La Cour Suprême américaine confirme le droit individuel de posséder une arme à feu

27 06 2008

La Chine vient d’être tancée par les États-Unis pour ses ventes d’armes conventionnelles et pour « les affaires » qu’elle transige avec certains pays qui déplaisant à l’Oncle Sam, comme l’Iran, notamment. Pendant que le pays perse est sous le coup de trois résolutions du Conseil de sécurité assorties de sanctions pour son refus d’abandonner son programme nucléaire, la Chine contourne les règles et fournit des armes à l’Iran, axe du mal, qui à son tour , fournit des armes aux insurgés d’Irak, du Liban et de l’Afghanistan qui, à leur tour, tuent des Américains.

Nous nous retrouvons en plein cercle infernal. La Chine violerait ainsi, selon le secrétaire adjoint à la Défense pour les affaires de sécurité en Asie et dans le Pacifique, les règles de non-prolifération. Mais il y aurait pire, selon les Américains. Des entreprises chinoises ou des individus isolés « transfèrent toujours une grande variété de matériel et de technologies liés à l’armement dans le monde », incluant des pays comme la Birmanie, le Zimbabwe, Cuba, le Soudan et la Syrie.

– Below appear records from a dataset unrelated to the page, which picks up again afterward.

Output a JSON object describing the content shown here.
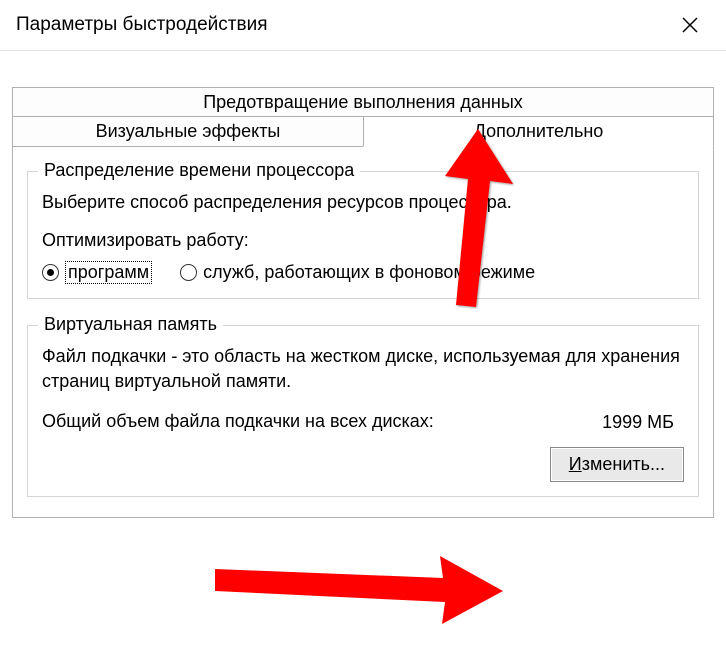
{
  "window": {
    "title": "Параметры быстродействия"
  },
  "tabs": {
    "dep": "Предотвращение выполнения данных",
    "visual": "Визуальные эффекты",
    "advanced": "Дополнительно"
  },
  "cpu": {
    "group_title": "Распределение времени процессора",
    "desc": "Выберите способ распределения ресурсов процессора.",
    "opt_label": "Оптимизировать работу:",
    "radio_programs": "программ",
    "radio_services": "служб, работающих в фоновом режиме"
  },
  "vm": {
    "group_title": "Виртуальная память",
    "desc": "Файл подкачки - это область на жестком диске, используемая для хранения страниц виртуальной памяти.",
    "total_label": "Общий объем файла подкачки на всех дисках:",
    "total_value": "1999 МБ",
    "change_btn_rest": "зменить...",
    "change_btn_u": "И"
  }
}
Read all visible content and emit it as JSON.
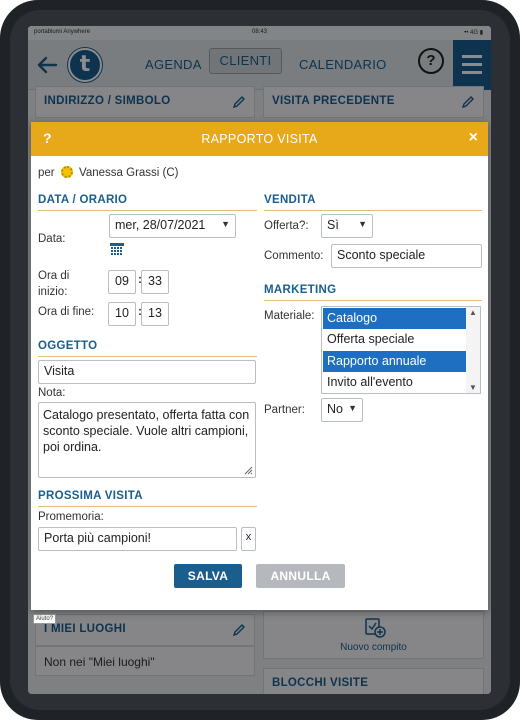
{
  "statusbar": {
    "left": "portablumi Anywhere",
    "center": "08:43",
    "right": "•• 4G ▮"
  },
  "nav": {
    "agenda": "AGENDA",
    "clienti": "CLIENTI",
    "calendario": "CALENDARIO",
    "help": "?",
    "logo": "t"
  },
  "bg_cards": {
    "address": "INDIRIZZO / SIMBOLO",
    "previous_visit": "VISITA PRECEDENTE",
    "my_places": "I MIEI LUOGHI",
    "my_places_value": "Non nei \"Miei luoghi\"",
    "new_task": "Nuovo compito",
    "blocks": "BLOCCHI VISITE",
    "help_tag": "Aiuto?"
  },
  "modal": {
    "help": "?",
    "title": "RAPPORTO VISITA",
    "close": "×",
    "for_prefix": "per",
    "customer": "Vanessa Grassi (C)",
    "date_section": "DATA / ORARIO",
    "date_label": "Data:",
    "date_value": "mer, 28/07/2021",
    "start_label_1": "Ora di",
    "start_label_2": "inizio:",
    "start_hour": "09",
    "start_min": "33",
    "end_label": "Ora di fine:",
    "end_hour": "10",
    "end_min": "13",
    "time_sep": ":",
    "subject_section": "OGGETTO",
    "subject_value": "Visita",
    "note_label": "Nota:",
    "note_value": "Catalogo presentato, offerta fatta con sconto speciale. Vuole altri campioni, poi ordina.",
    "next_section": "PROSSIMA VISITA",
    "reminder_label": "Promemoria:",
    "reminder_value": "Porta più campioni!",
    "reminder_clear": "x",
    "sale_section": "VENDITA",
    "offer_label": "Offerta?:",
    "offer_value": "Sì",
    "comment_label": "Commento:",
    "comment_value": "Sconto speciale",
    "marketing_section": "MARKETING",
    "material_label": "Materiale:",
    "materials": [
      "Catalogo",
      "Offerta speciale",
      "Rapporto annuale",
      "Invito all'evento"
    ],
    "partner_label": "Partner:",
    "partner_value": "No",
    "save": "SALVA",
    "cancel": "ANNULLA"
  },
  "colors": {
    "accent": "#1a5e8e",
    "header": "#e7a91a",
    "selection": "#1e6fc2"
  }
}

Pendant ce temps-là, en Irak, les soldats américains viennent de recevoir de nouvelles consignes pour améliorer leur stratégie sur le terrain. Dans un document en 23 points, le général David Petraeus insiste notamment sur la nécessité d’« utiliser l’argent comme arme » et, sur le terrain, de séparer les « conciliants » et les « non conciliants », une formule pour désigner les Irakiens travaillant à l’unité du pays des insurgés sunnites, miliciens chiites et de leurs affiliés. « Nous devons nous efforcer de faire participer les conciliants à la solution et dans le même temps identifier, poursuivre, tuer, capturer et écarter les non conciliants », dit le général. La baisse relative de la violence a conduit les soldats américains à sortir plus souvent de leurs bases pour patrouiller dans les rues.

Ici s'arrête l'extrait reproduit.